The most horrible thing happened.

I don’t even know how to process this…  But this happened this morning.

It got cold.  Real cold.  Early in the morning, sun has just crested.  You can see your breath.  Now, I gotta take a leak so I run into this Porta John.  As I start to relieve myself, this evil steam rises up from my stream.   This steam comes up to my face, and I’m trying to get my face away from it… and I’m mid flow so I can’t just disengage.  So I’m trying to pull my head back away from this Piss Mist, but it’s filling the Porta John now.  There’s no escape.  So all I can do is hold my breath until I finish.
Well, I finally finish so I quickly zip up and break out of there.  I bust out the door and take a deep breath.  Filling my lungs with fresh air all the sudden.  Cold air.  Causes me to cough.  I look up, and there’s a dude standing there that had been waiting to use the Porta John himself.
He just looks at me.  “Judas man, if it’s that bad maybe I don’t need to go in there.”

This cracked me up… I was laughing all morning about it.

7 thoughts on “The most horrible thing happened.”

  1. Back in the winter of 96 I was a poor Albertan oilfield slob working a line of wells right on the Alberta/Saskatchewan border. It was a wretched job in the winter; the wells froze up all the time and I found myself wrenching engines, screaming at contractors, thawing out frozen plumbing and calling in flush-by’s.
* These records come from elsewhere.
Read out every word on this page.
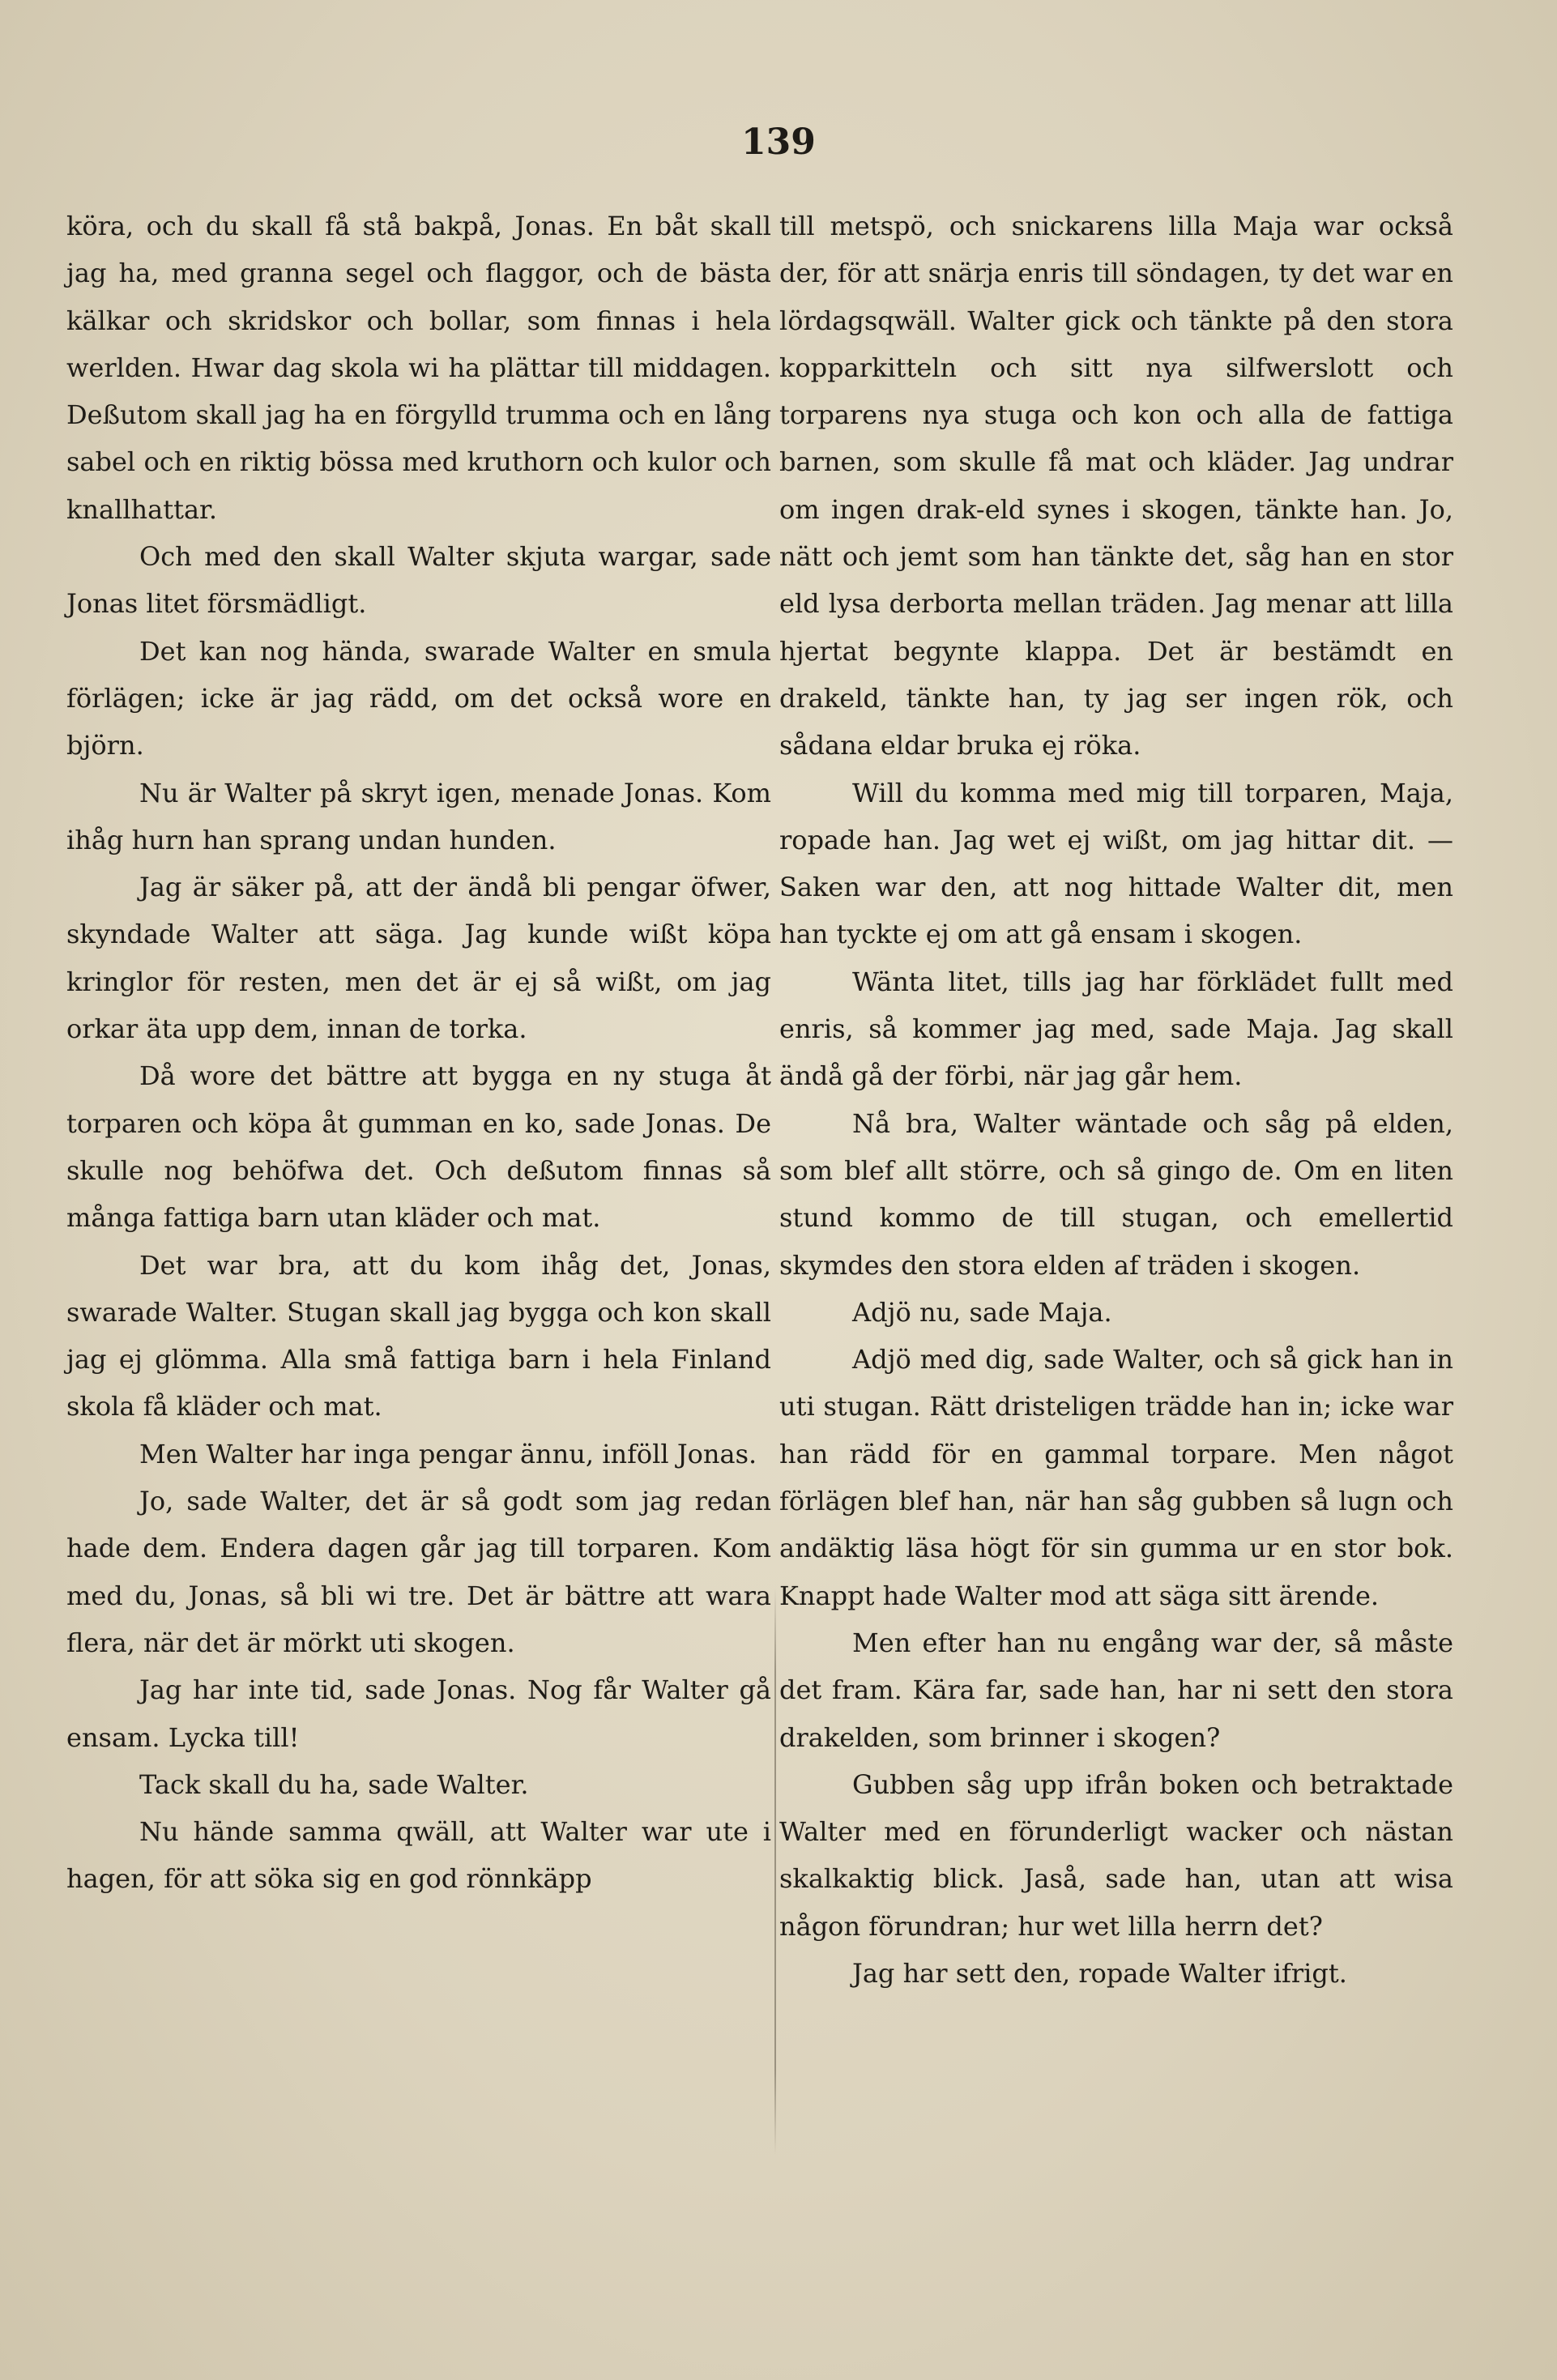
139

köra, och du skall få stå bakpå, Jonas. En båt skall jag ha, med granna segel och flaggor, och de bästa kälkar och skridskor och bollar, som finnas i hela werlden. Hwar dag skola wi ha plättar till middagen. Deßutom skall jag ha en förgylld trumma och en lång sabel och en riktig bössa med kruthorn och kulor och knallhattar.

Och med den skall Walter skjuta wargar, sade Jonas litet försmädligt.

Det kan nog hända, swarade Walter en smula förlägen; icke är jag rädd, om det också wore en björn.

Nu är Walter på skryt igen, menade Jonas. Kom ihåg hurn han sprang undan hunden.

Jag är säker på, att der ändå bli pengar öfwer, skyndade Walter att säga. Jag kunde wißt köpa kringlor för resten, men det är ej så wißt, om jag orkar äta upp dem, innan de torka.

Då wore det bättre att bygga en ny stuga åt torparen och köpa åt gumman en ko, sade Jonas. De skulle nog behöfwa det. Och deßutom finnas så många fattiga barn utan kläder och mat.

Det war bra, att du kom ihåg det, Jonas, swarade Walter. Stugan skall jag bygga och kon skall jag ej glömma. Alla små fattiga barn i hela Finland skola få kläder och mat.

Men Walter har inga pengar ännu, inföll Jonas.

Jo, sade Walter, det är så godt som jag redan hade dem. Endera dagen går jag till torparen. Kom med du, Jonas, så bli wi tre. Det är bättre att wara flera, när det är mörkt uti skogen.

Jag har inte tid, sade Jonas. Nog får Walter gå ensam. Lycka till!

Tack skall du ha, sade Walter.

Nu hände samma qwäll, att Walter war ute i hagen, för att söka sig en god rönnkäpp

till metspö, och snickarens lilla Maja war också der, för att snärja enris till söndagen, ty det war en lördagsqwäll. Walter gick och tänkte på den stora kopparkitteln och sitt nya silfwerslott och torparens nya stuga och kon och alla de fattiga barnen, som skulle få mat och kläder. Jag undrar om ingen drak-eld synes i skogen, tänkte han. Jo, nätt och jemt som han tänkte det, såg han en stor eld lysa derborta mellan träden. Jag menar att lilla hjertat begynte klappa. Det är bestämdt en drakeld, tänkte han, ty jag ser ingen rök, och sådana eldar bruka ej röka.

Will du komma med mig till torparen, Maja, ropade han. Jag wet ej wißt, om jag hittar dit. — Saken war den, att nog hittade Walter dit, men han tyckte ej om att gå ensam i skogen.

Wänta litet, tills jag har förklädet fullt med enris, så kommer jag med, sade Maja. Jag skall ändå gå der förbi, när jag går hem.

Nå bra, Walter wäntade och såg på elden, som blef allt större, och så gingo de. Om en liten stund kommo de till stugan, och emellertid skymdes den stora elden af träden i skogen.

Adjö nu, sade Maja.

Adjö med dig, sade Walter, och så gick han in uti stugan. Rätt dristeligen trädde han in; icke war han rädd för en gammal torpare. Men något förlägen blef han, när han såg gubben så lugn och andäktig läsa högt för sin gumma ur en stor bok. Knappt hade Walter mod att säga sitt ärende.

Men efter han nu engång war der, så måste det fram. Kära far, sade han, har ni sett den stora drakelden, som brinner i skogen?

Gubben såg upp ifrån boken och betraktade Walter med en förunderligt wacker och nästan skalkaktig blick. Jaså, sade han, utan att wisa någon förundran; hur wet lilla herrn det?

Jag har sett den, ropade Walter ifrigt.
    One day we hit -41 C and right on schedule the engine calved at 3 of 10. I called in Scrawny the the field mechanic because that engine was POOCHED. So Scrawney and I are working away when he suddenly has to take a dump. This is flat prairie land and the only place he can go is outside. So out he goes.

    He is in those one-piece Bulwark nomex snuggies with the reflective stripes all over it and he has to peel right out to do his business – which he does. I am inside the engine shack when I hear Scrawney making a ruckus and asking ‘Where did that chit go?’ Apparently he took a dump, suited back up – but there was no mess left behind.
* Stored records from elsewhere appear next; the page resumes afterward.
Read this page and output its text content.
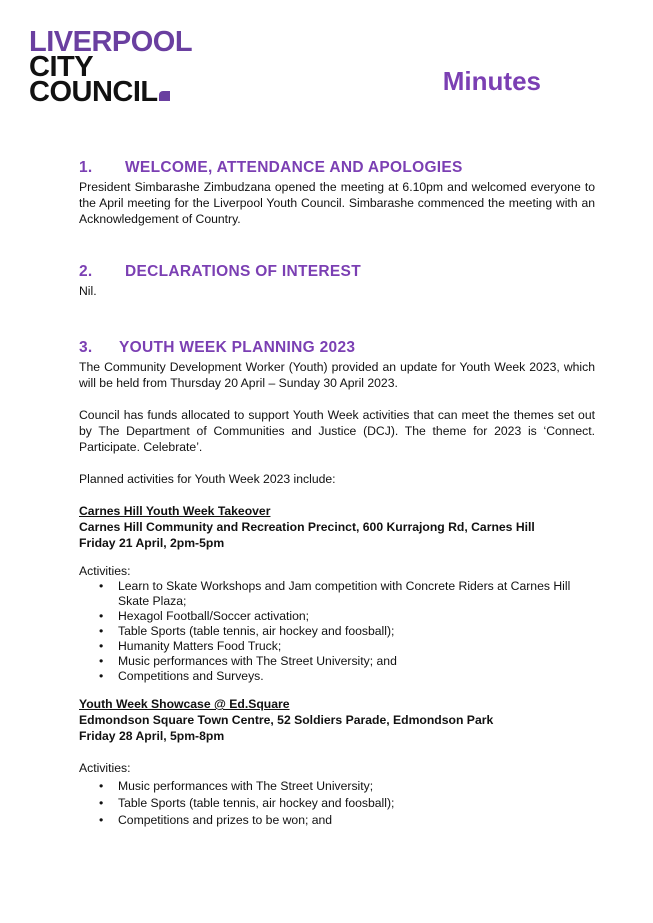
LIVERPOOL
CITY
COUNCIL	Minutes
1. WELCOME, ATTENDANCE AND APOLOGIES

President Simbarashe Zimbudzana opened the meeting at 6.10pm and welcomed everyone to the April meeting for the Liverpool Youth Council. Simbarashe commenced the meeting with an Acknowledgement of Country.

2. DECLARATIONS OF INTEREST

Nil.

3. YOUTH WEEK PLANNING 2023

The Community Development Worker (Youth) provided an update for Youth Week 2023, which will be held from Thursday 20 April – Sunday 30 April 2023.

Council has funds allocated to support Youth Week activities that can meet the themes set out by The Department of Communities and Justice (DCJ). The theme for 2023 is ‘Connect. Participate. Celebrate’.

Planned activities for Youth Week 2023 include:

Carnes Hill Youth Week Takeover
Carnes Hill Community and Recreation Precinct, 600 Kurrajong Rd, Carnes Hill
Friday 21 April, 2pm-5pm
Activities:
• Learn to Skate Workshops and Jam competition with Concrete Riders at Carnes Hill Skate Plaza;
• Hexagol Football/Soccer activation;
• Table Sports (table tennis, air hockey and foosball);
• Humanity Matters Food Truck;
• Music performances with The Street University; and
• Competitions and Surveys.
Youth Week Showcase @ Ed.Square
Edmondson Square Town Centre, 52 Soldiers Parade, Edmondson Park
Friday 28 April, 5pm-8pm
Activities:
• Music performances with The Street University;
• Table Sports (table tennis, air hockey and foosball);
• Competitions and prizes to be won; and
    It turned up in the hood of his snuggie just after lunch the next day.

    If ya gotta take a dump outdoors, boys…caution is the order of the day.
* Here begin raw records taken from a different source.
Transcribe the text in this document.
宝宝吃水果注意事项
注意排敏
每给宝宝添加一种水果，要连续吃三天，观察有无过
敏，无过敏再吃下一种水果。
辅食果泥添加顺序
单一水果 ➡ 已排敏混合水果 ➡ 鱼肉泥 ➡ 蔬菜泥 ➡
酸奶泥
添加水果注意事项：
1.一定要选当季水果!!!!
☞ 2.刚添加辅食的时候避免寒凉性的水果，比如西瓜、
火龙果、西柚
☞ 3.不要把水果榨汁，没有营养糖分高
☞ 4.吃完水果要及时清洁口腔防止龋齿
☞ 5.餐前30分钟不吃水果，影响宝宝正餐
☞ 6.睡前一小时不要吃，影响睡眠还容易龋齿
  2. A skid I can is meant for a maximum of 10 workers for one week. Last winter, unloading a ship on the bulk dock, we had 9 Port Employees, 12 Stevedoring employees and 27 truck drivers per shift x 2 shifts. We had been working three weeks straight, round the clock, without a sign of the honey dipper. There was no blue water, just a soggy, viscous looking, mottled brown stalagmite rising almost to the seat. When necessity demanded a visit, I sat down and discovered the horror: an empty box of Ritz crackers, the paper cracker tubes and crumbs where someone had perched there and eaten.